Let’s Put on a Show!…

Wednesday, December 31st, 2008

Immediately following The Wizard of Oz, Judy Garland went into production on the Mickey Rooney movie Babes in Arms. In this movie, Rooney plays Mickey Moran, a talented singer and musician, son of a veteran from show business. Garland plays a pretty girl who is also a very talented singer. One day, a big opportunity arrives for Mickey, a big contract to set up his own show. However, things don’t go well, and to avoid being sent to a work farm, he decides to improvise a show in the country, despite the awful weather conditions. And then comes one of my all-time favorite exchanges:

“Hey kids, let’s put on a show!” Mickey says.

“We can use my Dad’s barn!” Judy says.

This same “gee-whiz, let’s just rush ahead with this project” attitude is something I have seen on numerous occasions with my clients.

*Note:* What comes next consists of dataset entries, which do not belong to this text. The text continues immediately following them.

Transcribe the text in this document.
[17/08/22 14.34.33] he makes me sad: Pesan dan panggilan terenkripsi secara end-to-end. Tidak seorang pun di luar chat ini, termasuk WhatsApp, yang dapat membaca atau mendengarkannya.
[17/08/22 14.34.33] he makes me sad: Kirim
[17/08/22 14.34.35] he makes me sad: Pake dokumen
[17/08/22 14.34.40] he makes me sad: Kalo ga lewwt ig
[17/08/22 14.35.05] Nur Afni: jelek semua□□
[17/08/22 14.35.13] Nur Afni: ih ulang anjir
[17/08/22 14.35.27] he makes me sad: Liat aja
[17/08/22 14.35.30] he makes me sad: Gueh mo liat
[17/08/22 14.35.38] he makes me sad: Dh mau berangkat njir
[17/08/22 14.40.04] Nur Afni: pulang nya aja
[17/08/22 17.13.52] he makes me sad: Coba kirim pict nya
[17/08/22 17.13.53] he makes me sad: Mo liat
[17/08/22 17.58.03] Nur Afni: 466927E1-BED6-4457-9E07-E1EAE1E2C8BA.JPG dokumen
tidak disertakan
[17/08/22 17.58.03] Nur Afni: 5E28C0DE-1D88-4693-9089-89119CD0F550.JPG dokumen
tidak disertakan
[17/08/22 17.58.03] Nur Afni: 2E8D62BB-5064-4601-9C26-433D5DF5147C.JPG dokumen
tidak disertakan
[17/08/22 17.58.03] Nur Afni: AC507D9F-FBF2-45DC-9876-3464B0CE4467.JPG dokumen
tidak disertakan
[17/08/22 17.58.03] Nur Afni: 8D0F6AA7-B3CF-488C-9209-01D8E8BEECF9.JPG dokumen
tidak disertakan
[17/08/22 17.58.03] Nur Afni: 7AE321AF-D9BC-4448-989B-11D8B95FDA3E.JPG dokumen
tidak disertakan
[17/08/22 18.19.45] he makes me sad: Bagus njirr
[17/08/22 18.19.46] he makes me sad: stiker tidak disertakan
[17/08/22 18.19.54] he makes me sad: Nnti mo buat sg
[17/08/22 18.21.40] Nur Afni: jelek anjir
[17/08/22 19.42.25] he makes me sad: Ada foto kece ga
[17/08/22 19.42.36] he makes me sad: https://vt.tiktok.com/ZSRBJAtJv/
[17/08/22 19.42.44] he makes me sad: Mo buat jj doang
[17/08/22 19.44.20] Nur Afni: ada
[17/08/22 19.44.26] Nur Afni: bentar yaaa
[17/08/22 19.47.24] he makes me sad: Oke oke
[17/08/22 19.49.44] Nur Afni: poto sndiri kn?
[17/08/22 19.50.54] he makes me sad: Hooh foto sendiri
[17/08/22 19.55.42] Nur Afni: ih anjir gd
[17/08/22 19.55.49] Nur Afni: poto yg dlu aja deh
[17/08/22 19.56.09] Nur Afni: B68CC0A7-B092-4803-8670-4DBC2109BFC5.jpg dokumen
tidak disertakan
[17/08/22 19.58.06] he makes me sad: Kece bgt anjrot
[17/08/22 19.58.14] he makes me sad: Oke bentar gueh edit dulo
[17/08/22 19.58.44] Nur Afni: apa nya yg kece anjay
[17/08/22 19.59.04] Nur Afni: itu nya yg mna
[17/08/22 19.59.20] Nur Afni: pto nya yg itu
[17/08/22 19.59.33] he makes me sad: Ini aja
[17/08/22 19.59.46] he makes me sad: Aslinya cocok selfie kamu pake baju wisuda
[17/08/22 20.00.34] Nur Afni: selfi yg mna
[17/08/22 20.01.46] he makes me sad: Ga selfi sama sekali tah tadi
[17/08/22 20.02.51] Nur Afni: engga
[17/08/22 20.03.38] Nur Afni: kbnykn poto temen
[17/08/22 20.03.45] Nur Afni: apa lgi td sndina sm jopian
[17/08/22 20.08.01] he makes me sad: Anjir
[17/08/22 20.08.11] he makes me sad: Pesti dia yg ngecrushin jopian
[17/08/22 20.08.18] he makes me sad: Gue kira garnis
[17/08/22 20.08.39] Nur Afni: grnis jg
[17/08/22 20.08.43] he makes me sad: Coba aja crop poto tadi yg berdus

A not untypical scenario would entail the IT manager being summoned by the president of the organization and told to find a new software package for the company. And that’s what he does; he goes out and finds a package on his own. He puts on a show and uses his dad’s barn. It’s a hasty, quick, impromptu activity that does nothing to move the organization forward. It’s probably not the right vendor or the right functionality—but it is a package. And it is one that most people in his firm have heard of. Low risk for him, and it didn’t take much time or effort to sign the contract with the software vendor.

The problems occur once you start planning the implementation and conversion from your existing systems. Functional items that the IT manager assumed would be in the new package aren’t there because he didn’t ask and he didn’t plan.

Remember the Fram oil filter commercials from the 1970s, “You can pay me now, or you can pay me later”? That logic is the same for software evaluation and implementation. If you don’t do the proper planning, then you may hit a point where you may have to abandon the implementation and revisit the entire software selection effort.

Years ago, a large retail operation in the Southwest hired my consulting firm to lead it through the implementation of a just-purchased software product. We started the planning process and by the second day of discovery, I began asking very pointed questions about their newly purchased software, things that would ordinarily be part of a retail package. I received the answer “I don’t know” quite a few times. At the end of the session, it was obvious that they really had not contemplated all of the operational needs in their organization.

The project was kicked off, but in my head and heart I knew it had a small chance of succeeding because the client was not ready for the change that a new software package was going to bring. They had not defined their requirements and accordingly had no idea if the package would be up to the task.

As the project went on and I exhibited some “tough love” to my clients, they became increasingly agitated about where things were going. It culminated with me telling the business owner (where was he during the “selection” process?) that he just wasted a bunch of money and needed to create a team with representation from every area in the organization to aid in a new software selection effort. I told him he needed to go slower so he could finish faster.

If you scrimp here and try to pick the software vendor in an organizational vacuum, you most likely will get backed into a corner at some point. The chance of getting a software solution match is directly proportional to the amount of effort an organization spends in planning the evaluation and in seeing that every functional area within the organization is represented in the process.